Thursday, May 29, 2008

About to meet the destructive power of "civilization"

Image caption. Painted: In a thick rainforest along the Brazilian-Peruvian border, these tribespeople are thought never to have had any contact with the outside world
Check this article out - Incredible pictures of one of Earth's last uncontacted tribes firing bows and arrows (h/t JOS at Mickey Z's place). Some passages from the article that struck me as salient:

The uncontacted tribes, which are located in the jungles of South America, New Guinea and a remote and the beautiful and remote North Sentinel island in the Indian Ocean (the inhabitants of which have also responded to attempts at contact with extreme aggression) all have one thing in common - they want to be left alone.

And for good reason. The history of contact, between indigenous tribes and the outside world, has always been an unhappy one.

In our overcrowded world their very future hangs in the balance. Almost all of these tribes are threatened by powerful outsiders who want their land. These outsiders - loggers, miners, cattle ranchers - are often willing to kill the tribespeople to get what they want.

Even where there is no violence, the tribes can be wiped out by diseases like the common cold to which they have no resistance.

According to Miriam Ross of Survival International, which campaigns to protect the world's remaining indigenous peoples, 'These tribes represent the incredible diversity of humankind. Unless we want to condemn yet more of the earth's peoples to extinction, we must respect their choice. Any contact they have with outsiders must happen in their own time and on their own terms.'

As to who these people are, how they live their lives, what language they speak - we know nothing. 'Normally you can tell who tribes are by their language, how they wear their hair, how they adorn their bodies and so on, but in this case the photos don't allow us to get close enough to see,' says Ms Ross.

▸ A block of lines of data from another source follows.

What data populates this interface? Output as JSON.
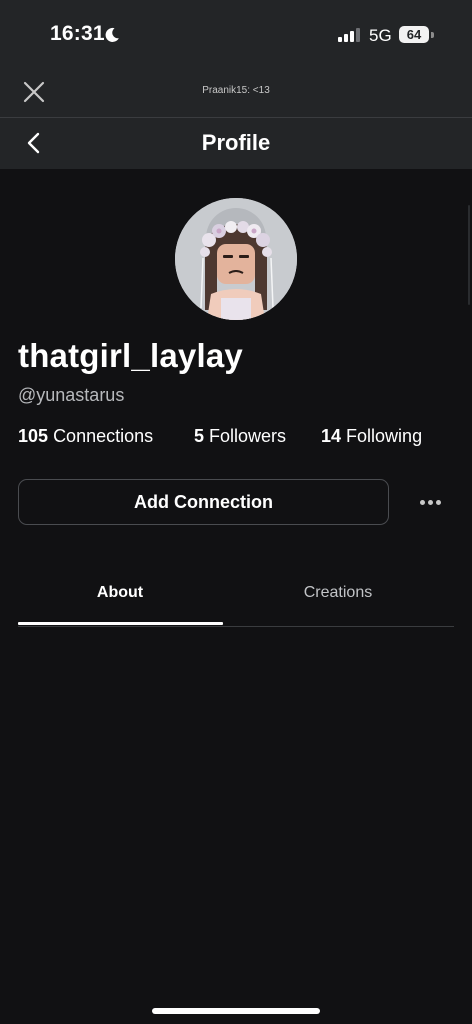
{
  "status_bar": {
    "time": "16:31",
    "moon_icon": "moon-icon",
    "signal_icon": "cellular-signal-icon",
    "network": "5G",
    "battery": "64"
  },
  "browser": {
    "close_icon": "close-icon",
    "url": "Praanik15: <13"
  },
  "nav": {
    "back_icon": "chevron-left-icon",
    "title": "Profile"
  },
  "profile": {
    "avatar_icon": "avatar-image",
    "display_name": "thatgirl_laylay",
    "username": "@yunastarus",
    "stats": {
      "connections_count": "105",
      "connections_label": "Connections",
      "followers_count": "5",
      "followers_label": "Followers",
      "following_count": "14",
      "following_label": "Following"
    }
  },
  "actions": {
    "add_connection_label": "Add Connection",
    "more_icon": "more-horizontal-icon"
  },
  "tabs": [
    {
      "label": "About",
      "selected": true
    },
    {
      "label": "Creations",
      "selected": false
    }
  ],
  "colors": {
    "background": "#111113",
    "chrome": "#232527",
    "text_primary": "#ffffff",
    "text_secondary": "#b7b9bc",
    "border": "#4a4c50"
  }
}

'The jungle is fundamental to their lives and survival. It's their home, their source of food, the source of their culture etc. Without it, they could not exist as a people.'

Contact is usually a disaster for these remote tribespeople, who live a life probably unchanged for more than 10,000 years. Even if the loggers do not shoot them (which they often do) or force them off their land, diseases against which these isolated humans have no resistance typically wipe out half an uncontacted tribe's numbers in a year or two.

Ms Ross added: 'These pictures are further evidence that uncontacted tribes really do exist. The world needs to wake up to this, and ensure that their territory is protected in accordance with international law. Otherwise, they will soon be made extinct.'
The above passages reminded me of something social psychologist James Jones wrote regarding mere contact between groups or between peoples – namely, that people of color found their contact with Europeans to be disastrous1 (e.g., the indigenous peoples of Africa whose cultures were nearly decimated by slavery; the indigenous peoples of the Americas, whose genocide could be easily labeled The American Holocaust2). Monocultures are disastrous for agriculture, and equally so for the human species. Certainly those who are on the receiving end of the current era of monoculture as exemplified by neoliberalism (think about IMF, World Bank, etc.), those on the receiving end have found their ways of life decimated. I'll be writing more on the topic over the next few weeks, as I've been inspired by the work of Anthony J. Hall - (in particular, his book The American Empire and the Fourth World Volume 1: The Bowl with One Spoon).


1. James Jones (1972). Prejudice and Racism. Boston: Addison-Wesley.

2. David E. Stannard (1992). American Holocaust. Cambridge: Oxford University Press.